Es gibt genau zwei Telefonnummern, die ich noch auswendig kann - und nein, meine eigene Nummer ist es nicht - sondern das ist einmal die Festnetz-Nummer meiner Oma und zum anderen die Handynummer meines Vaters. Beide sind mittlerweile gestorben, meine Oma vor Jahren, nachdem sie den brutalen Überfall auf sie in ihrem Haus nicht verarbeiten konnte, und mein Vater in diesem Mai an den Folgen einer offenbar mißglückten Blinddarmoperation.
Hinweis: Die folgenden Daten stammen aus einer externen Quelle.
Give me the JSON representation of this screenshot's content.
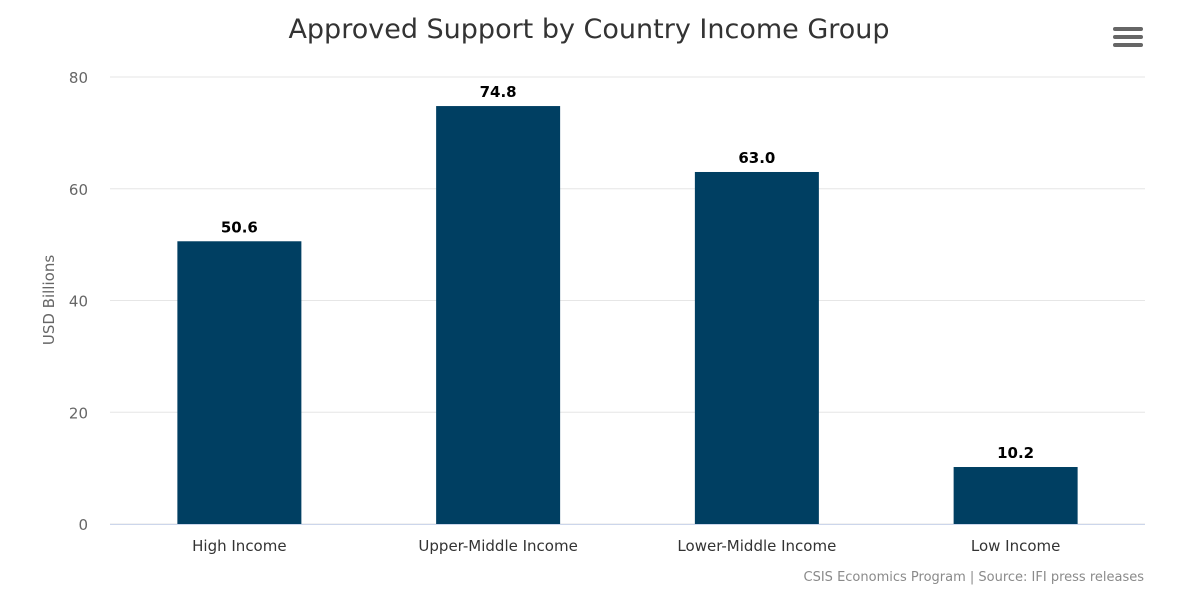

Heute ist sein Geburtstag, er wäre 66 Jahre alt geworden. Beide Tode kommen mir aus jeweils anderem Grund sinnlos vor und so wird auch der Geburtstag meines Vaters wohl noch für Jahre nicht die Erinnerung an bessere Zeiten, sondern eher an diese letzten Tage im Krankenhaus sein. Er hatte schon seit langem Probleme mit dem Blinddarm und auch bereits einen Blinddarmbruch überstanden: Dieses Mal bei einem erneuten Bruch sollte nun entgegen der heute üblichen Praxis zuerst operiert und nicht erst mit einem Antibiotikum gearbeitet werden. Nach der ersten Operation, erfolgte eine zweite Not-OP, nach der er nicht mehr selbständig atmen konnte, weswegen er im künstlichen Koma blieb. Sofort einen Luftröhrenschnitt machen, sonst bekommt er noch eine Lungenentzündung, riet meine Schwester, die selbst als Ärztin genau wusste, was in seinem Zustand notwendig war, aber er blieb im künstlichen Koma und bekam eine schwere Lungenentzündung mit hohem Fieber.
Als dann noch die Beatmungsmachine blockierte, hatte er nur ein sehr kleines Zeitfenster, in dem man ihn noch retten konnte, bevor er zu lange ohne Sauerstoff war. Leider hatte die Intensivstation auf der er lag, keinen eigenen Arzt, sondern wurde von den Ärzten im OP mitbetreut. Nur kann man nicht mal eben aus einem OP stürzen, wenn es notwendig ist und so konnte er letztlich nicht mehr erfolgreich wiederbelebt werden.
Das passierte mitten in der Nacht und sofort wurde meine Mutter angerufen, um die dreiviertel Stunde auf der Landstraße unterwegs zu sein, um das Drama zu quittieren, das nun mein toter Vater darstellte. Absolut unüblich meinte meine Schwester, die Ärztin, aber all das konnte eben an dem Ergebnis nichts mehr ändern, mein Vater war bevor es Zeit war, verstorben.
Er hatte sich sehr darauf gefreut, endlich das Rentenalter zu erreichen, und nun müssen wir leider unseren eigenen Weg finden, um seinen Geburtstag - ohne ihn - zu begehen.